I’ll say here at the top that this post is primarily inspired by the two most recent episodes of the Future of Life Institute podcast, which are both sections of an interview with Connor Leahy. I can’t pretend to have a strong grasp on all of Connor’s thoughts and feelings about AI risk, but I think it’s fair to say that he is largely pessimistic about the most likely outcomes of AI research, and that the timelines for risk are shorter than what many people anticipate.

Some rough priors

So first I want to ask, what do you believe the odds are of AI producing extremely bad outcomes within your lifetime? For the purposes of this post, you can be very fuzzy with your probabilities, about what “very bad” means, and what “in your lifetime” means. For myself, I’m thinking about something like billions of deaths/civilizational collapse/permanent totalitarian state/human extinction/extinction of all life, and sometime in the next 50 years.

Next, what are the odds of AI bringing about extremely good outcomes (again, you can be fuzzy with the definitions) in the same time period?

The thought experiment

Imagine you are in the audience for a television game show. The premise is simple: someone is going to be brought up onto the stage, where there are 100 identical briefcases. The contestant will choose one briefcase to open. Inside 65 briefcases is absolutely nothing, nothing happens if they are selected and the game ends. 30 random briefcases each hold a golden ticket indicating that the contestant and everyone in the audience has won an incredible sum of money, say $1 billion each. The final 5 random briefcases hold canisters of poison gas that will kill everyone in the audience. Does it kill you quickly and painlessly, or slowly and painfully? Stay tuned and you might find out!

If you’re in the audience, you might be asking yourself if you even want to play this game at all. And you know, it kind of seems like most people in the audience don’t even understand what’s going on or what the potential “prizes” are. But you don’t have long to contemplate it, because just a few people in the audience have decided that it’s clearly rational to open a briefcase and they’re clambering over each other to open one as quickly as possible.

Would you want to open a briefcase? Would you even want to be in the audience? If you found yourself in the audience against your will and see someone about to open a briefcase against your wishes, do you try to stop them? By what means?

Conclusion

There are days where the metaphor above feels like an apt description of the AI research landscape. Obviously you can change the distribution of “prizes” in the briefcases to match your priors about possible outcomes. But how much does that distribution have to change for your conclusions about the correct course of action to change as well?

Even if the negative consequences are lesser- say, permanent unemployment and poverty for a significant fraction of my lifetime- I still don’t think I want to play the game. At the very least I don’t want to rush into it. But nobody asked me. Nobody asked my six year old daughter. Nobody asked the vast majority of the audience who aren’t even aware that they are the stakes in a game that somebody else is playing.

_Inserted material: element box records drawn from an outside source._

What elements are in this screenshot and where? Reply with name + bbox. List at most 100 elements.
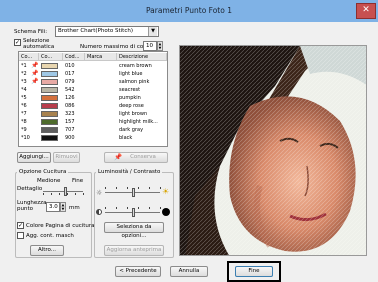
contrast-tick xyxy=(105,207,106,209)
table-row[interactable]: *10 900 black xyxy=(19,134,167,142)
auto-selection-checkbox[interactable]: ✓ xyxy=(14,39,21,46)
col-header-color[interactable]: Co... xyxy=(39,53,63,61)
row-code: 323 xyxy=(65,111,75,117)
row-description: deep rose xyxy=(119,103,144,109)
contrast-tick xyxy=(127,207,128,209)
row-code: 900 xyxy=(65,135,75,141)
sun-high-icon: ☀ xyxy=(162,187,170,196)
auto-selection-label-2: automatica xyxy=(23,44,55,50)
stitch-length-stepper[interactable]: ▲ ▼ xyxy=(60,202,66,212)
table-row[interactable]: *9 707 dark gray xyxy=(19,126,167,134)
table-row[interactable]: *7 323 light brown xyxy=(19,110,167,118)
stitch-length-input[interactable]: 3.0 xyxy=(46,202,60,212)
col-header-description[interactable]: Descrizione xyxy=(117,53,167,61)
color-page-label: Colore Pagina di cucitura xyxy=(26,223,95,229)
back-button[interactable]: < Precedente xyxy=(115,266,161,277)
brightness-tick xyxy=(160,187,161,189)
row-number: *10 xyxy=(21,135,30,141)
color-swatch xyxy=(41,87,58,93)
row-code: 086 xyxy=(65,103,75,109)
pin-icon: 📌 xyxy=(31,70,39,77)
schema-value: Brother Chart(Photo Stitch) xyxy=(58,28,133,34)
color-swatch xyxy=(41,63,58,69)
max-colors-stepper[interactable]: ▲ ▼ xyxy=(157,41,163,51)
keep-label: Conserva xyxy=(130,154,156,160)
table-row[interactable]: *2 📌 017 light blue xyxy=(19,70,167,78)
preview-image xyxy=(180,46,366,255)
table-row[interactable]: *8 157 highlight milk... xyxy=(19,118,167,126)
finish-button[interactable]: Fine xyxy=(235,266,273,277)
brightness-tick xyxy=(105,187,106,189)
title-bar: Parametri Punto Foto 1 ✕ xyxy=(0,0,378,22)
stitch-options-title: Opzione Cucitura xyxy=(17,169,69,175)
detail-slider-track[interactable] xyxy=(43,191,83,192)
pin-icon: 📌 xyxy=(31,62,39,69)
detail-tick xyxy=(43,193,44,195)
col-header-code[interactable]: Cod... xyxy=(63,53,85,61)
pin-icon: 📌 xyxy=(31,78,39,85)
sun-low-icon: ☼ xyxy=(96,189,103,197)
col-header-brand[interactable]: Marca xyxy=(85,53,117,61)
contrast-tick xyxy=(116,207,117,209)
row-number: *7 xyxy=(21,111,27,117)
row-number: *8 xyxy=(21,119,27,125)
color-swatch xyxy=(41,127,58,133)
table-row[interactable]: *1 📌 010 cream brown xyxy=(19,62,167,70)
schema-select[interactable]: Brother Chart(Photo Stitch) ▼ xyxy=(55,26,159,37)
max-colors-input[interactable]: 10 xyxy=(143,41,157,51)
detail-tick xyxy=(51,193,52,195)
keep-button[interactable]: 📌 Conserva xyxy=(104,152,168,163)
row-description: cream brown xyxy=(119,63,152,69)
remove-button[interactable]: Rimuovi xyxy=(53,152,80,163)
row-number: *4 xyxy=(21,87,27,93)
max-colors-label: Numero massimo di colori xyxy=(80,44,152,50)
row-description: salmon pink xyxy=(119,79,150,85)
row-description: black xyxy=(119,135,133,141)
row-description: light blue xyxy=(119,71,143,77)
detail-tick xyxy=(67,193,68,195)
length-label-2: punto xyxy=(17,206,33,212)
window-title: Parametri Punto Foto 1 xyxy=(145,6,232,15)
row-description: highlight milk... xyxy=(119,119,158,125)
row-code: 542 xyxy=(65,87,75,93)
schema-label: Schema Fili: xyxy=(14,29,48,35)
row-number: *2 xyxy=(21,71,27,77)
pin-icon: 📌 xyxy=(114,153,123,161)
color-page-checkbox[interactable]: ✓ xyxy=(17,222,24,229)
table-row[interactable]: *5 126 pumpkin xyxy=(19,94,167,102)
row-description: pumpkin xyxy=(119,95,141,101)
row-number: *3 xyxy=(21,79,27,85)
color-swatch xyxy=(41,103,58,109)
length-unit: mm xyxy=(69,205,80,211)
add-button[interactable]: Aggiungi... xyxy=(17,152,51,163)
table-row[interactable]: *4 542 seacrest xyxy=(19,86,167,94)
chevron-down-icon[interactable]: ▼ xyxy=(148,27,157,36)
row-code: 017 xyxy=(65,71,75,77)
color-swatch xyxy=(41,135,58,141)
row-number: *1 xyxy=(21,63,27,69)
cancel-button[interactable]: Annulla xyxy=(170,266,208,277)
col-header-num[interactable]: Co... xyxy=(19,53,39,61)
detail-slider-thumb[interactable] xyxy=(64,187,67,196)
select-options-button[interactable]: Seleziona da opzioni... xyxy=(104,222,164,239)
color-swatch xyxy=(41,79,58,85)
row-description: light brown xyxy=(119,111,148,117)
color-swatch xyxy=(41,111,58,117)
contrast-tick xyxy=(138,207,139,209)
brightness-tick xyxy=(138,187,139,189)
other-button[interactable]: Altro... xyxy=(30,245,64,256)
detail-tick xyxy=(59,193,60,195)
close-button[interactable]: ✕ xyxy=(356,3,376,19)
table-row[interactable]: *6 086 deep rose xyxy=(19,102,167,110)
brightness-contrast-title: Luminosità / Contrasto xyxy=(96,169,163,175)
brightness-slider-thumb[interactable] xyxy=(131,188,135,197)
brightness-tick xyxy=(116,187,117,189)
update-preview-button[interactable]: Aggiorna anteprima xyxy=(104,245,164,256)
row-code: 079 xyxy=(65,79,75,85)
row-code: 157 xyxy=(65,119,75,125)
contrast-slider-thumb[interactable] xyxy=(131,208,135,217)
table-row[interactable]: *3 📌 079 salmon pink xyxy=(19,78,167,86)
color-swatch xyxy=(41,119,58,125)
add-contour-checkbox[interactable] xyxy=(17,232,24,239)
photo-stitch-preview xyxy=(179,45,367,256)
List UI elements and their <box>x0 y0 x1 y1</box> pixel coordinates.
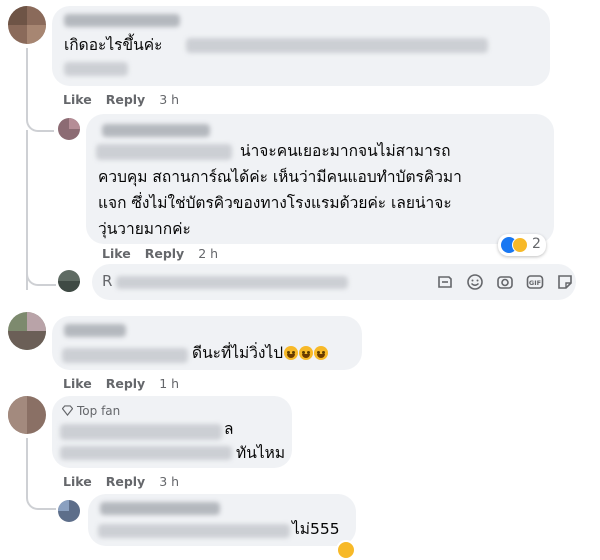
avatar <box>58 270 80 292</box>
reply-input-text: R <box>102 272 113 290</box>
blurred-text <box>60 424 222 440</box>
comment-text: ไม่555 <box>292 520 340 538</box>
diamond-icon <box>61 405 74 417</box>
rofl-emoji-icon <box>314 346 329 360</box>
blurred-author-name <box>64 14 180 27</box>
like-button[interactable]: Like <box>63 92 92 107</box>
rofl-emoji-icon <box>299 346 314 360</box>
comment-text: น่าจะคนเยอะมากจนไม่สามารถ <box>240 142 451 160</box>
timestamp: 2 h <box>198 246 219 261</box>
blurred-text <box>96 144 232 160</box>
like-button[interactable]: Like <box>63 376 92 391</box>
comment-bubble: ไม่555 <box>88 494 356 546</box>
reply-button[interactable]: Reply <box>106 376 145 391</box>
blurred-text <box>60 446 232 460</box>
comment-actions: Like Reply 2 h <box>102 246 232 261</box>
comment-bubble: เกิดอะไรขึ้นค่ะ <box>52 6 550 86</box>
reaction-count: 2 <box>532 236 541 252</box>
blurred-author-name <box>100 502 220 515</box>
comment-text: แจก ซึ่งไม่ใช่บัตรคิวของทางโรงแรมด้วยค่ะ… <box>98 194 452 212</box>
comment-text: ล <box>224 420 234 438</box>
sticker-icon[interactable] <box>436 273 454 291</box>
comment-text: ดีนะที่ไม่วิ่งไป <box>192 340 329 366</box>
blurred-text <box>116 276 348 289</box>
avatar[interactable] <box>8 6 46 44</box>
comment-actions: Like Reply 3 h <box>63 92 193 107</box>
blurred-author-name <box>102 124 210 137</box>
comment-text: ควบคุม สถานการ์ณได้ค่ะ เห็นว่ามีคนแอบทำบ… <box>98 168 462 186</box>
blurred-text <box>186 38 488 53</box>
comment-actions: Like Reply 3 h <box>63 474 193 489</box>
comment-text: เกิดอะไรขึ้นค่ะ <box>64 36 163 54</box>
comment-text: วุ่นวายมากค่ะ <box>98 220 191 238</box>
laughing-reaction-icon <box>336 540 356 560</box>
avatar[interactable] <box>8 396 46 434</box>
comment-actions: Like Reply 1 h <box>63 376 193 391</box>
sad-reaction-icon <box>512 237 528 253</box>
thread-line <box>26 260 56 286</box>
camera-icon[interactable] <box>496 273 514 291</box>
comment-bubble: Top fan ล ทันไหม <box>52 396 292 468</box>
blurred-text <box>98 524 290 538</box>
blurred-author-name <box>64 324 126 337</box>
comment-text: ทันไหม <box>236 444 286 462</box>
top-fan-label: Top fan <box>77 404 121 418</box>
reply-input[interactable]: R GIF <box>92 264 576 300</box>
comment-bubble: น่าจะคนเยอะมากจนไม่สามารถ ควบคุม สถานการ… <box>86 114 554 244</box>
avatar[interactable] <box>58 500 80 522</box>
like-button[interactable]: Like <box>102 246 131 261</box>
reply-button[interactable]: Reply <box>106 474 145 489</box>
reply-button[interactable]: Reply <box>145 246 184 261</box>
gif-icon[interactable]: GIF <box>526 273 544 291</box>
emoji-icon[interactable] <box>466 273 484 291</box>
blurred-text <box>62 348 188 363</box>
like-button[interactable]: Like <box>63 474 92 489</box>
top-fan-badge: Top fan <box>61 404 121 418</box>
reaction-summary[interactable]: 2 <box>498 234 546 256</box>
timestamp: 3 h <box>159 474 180 489</box>
blurred-text <box>64 62 128 76</box>
sticker-face-icon[interactable] <box>556 273 574 291</box>
reply-button[interactable]: Reply <box>106 92 145 107</box>
comment-text-value: ดีนะที่ไม่วิ่งไป <box>192 344 284 362</box>
avatar[interactable] <box>58 118 80 140</box>
avatar[interactable] <box>8 312 46 350</box>
gif-label: GIF <box>529 279 541 287</box>
timestamp: 1 h <box>159 376 180 391</box>
comment-bubble: ดีนะที่ไม่วิ่งไป <box>52 316 362 370</box>
rofl-emoji-icon <box>284 346 299 360</box>
thread-line <box>26 48 54 132</box>
timestamp: 3 h <box>159 92 180 107</box>
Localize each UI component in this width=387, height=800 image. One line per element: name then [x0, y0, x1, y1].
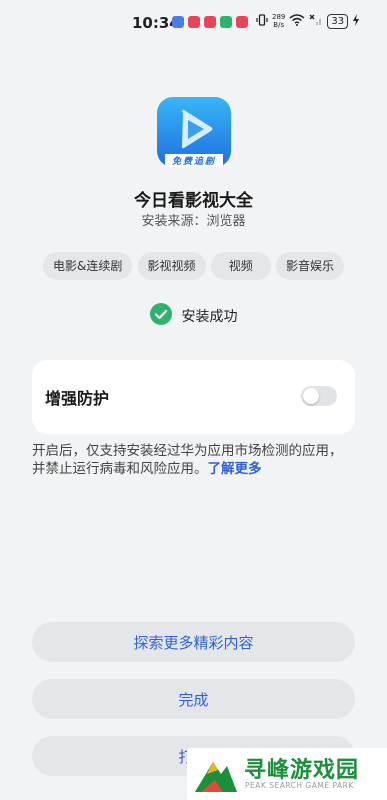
charging-icon	[352, 13, 360, 29]
install-status-text: 安装成功	[181, 309, 238, 325]
status-indicators: 289 B/s 33	[256, 13, 360, 29]
app-tags: 电影&连续剧 影视视频 视频 影音娱乐	[43, 252, 344, 280]
mountain-logo-icon	[193, 754, 239, 798]
enhanced-protection-card: 增强防护	[32, 360, 355, 434]
notification-icon	[172, 16, 184, 28]
done-button[interactable]: 完成	[32, 679, 355, 719]
watermark-title: 寻峰游戏园	[244, 758, 360, 783]
protection-description: 开启后，仅支持安装经过华为应用市场检测的应用，并禁止运行病毒和风险应用。了解更多	[32, 442, 355, 478]
notification-icon	[236, 16, 248, 28]
no-signal-icon	[309, 14, 323, 29]
check-circle-icon	[149, 303, 172, 329]
status-bar: 10:34 289 B/s 33	[0, 0, 387, 44]
protection-description-text: 开启后，仅支持安装经过华为应用市场检测的应用，并禁止运行病毒和风险应用。	[32, 443, 343, 477]
category-tag: 电影&连续剧	[43, 252, 133, 280]
watermark: 寻峰游戏园 PEAK SEARCH GAME PARK	[187, 748, 387, 800]
network-speed: 289 B/s	[272, 13, 286, 29]
app-name: 今日看影视大全	[134, 191, 253, 211]
notification-icon	[188, 16, 200, 28]
enhanced-protection-label: 增强防护	[45, 389, 110, 408]
vibrate-icon	[256, 13, 268, 29]
download-notification-icon	[220, 16, 232, 28]
install-source: 安装来源：浏览器	[141, 214, 246, 229]
category-tag: 影音娱乐	[275, 252, 344, 280]
category-tag: 影视视频	[137, 252, 206, 280]
install-status: 安装成功	[0, 303, 387, 329]
learn-more-link[interactable]: 了解更多	[208, 461, 262, 477]
app-icon-label: 免费追剧	[171, 157, 216, 167]
app-icon: 免费追剧	[157, 97, 231, 167]
notification-icon	[204, 16, 216, 28]
wifi-icon	[289, 13, 305, 29]
explore-more-button[interactable]: 探索更多精彩内容	[32, 622, 355, 662]
enhanced-protection-toggle[interactable]	[301, 386, 337, 406]
category-tag: 视频	[210, 252, 271, 280]
battery-indicator: 33	[327, 13, 349, 29]
watermark-subtitle: PEAK SEARCH GAME PARK	[245, 781, 354, 790]
toggle-knob	[303, 388, 319, 404]
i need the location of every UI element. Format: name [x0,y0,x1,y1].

The EA community has tremendous overlap with the AI community. The 80,000 Hours job board is advertising jobs for Open AI right now. Many AI researchers consider themselves to be EAs as well. Why are we pursuing this course of action as quickly as we can? It’s not fair, it’s not just, it’s not right. It’s like a trolley problem where there’s plenty of time to apply the brakes or dismantle the tracks, but instead we’re accelerating. It would only take the actions of a very small number of people to slow or halt advances in AI until we have a much clearer view of the safety of advanced systems. The first and most important step is to just STOP.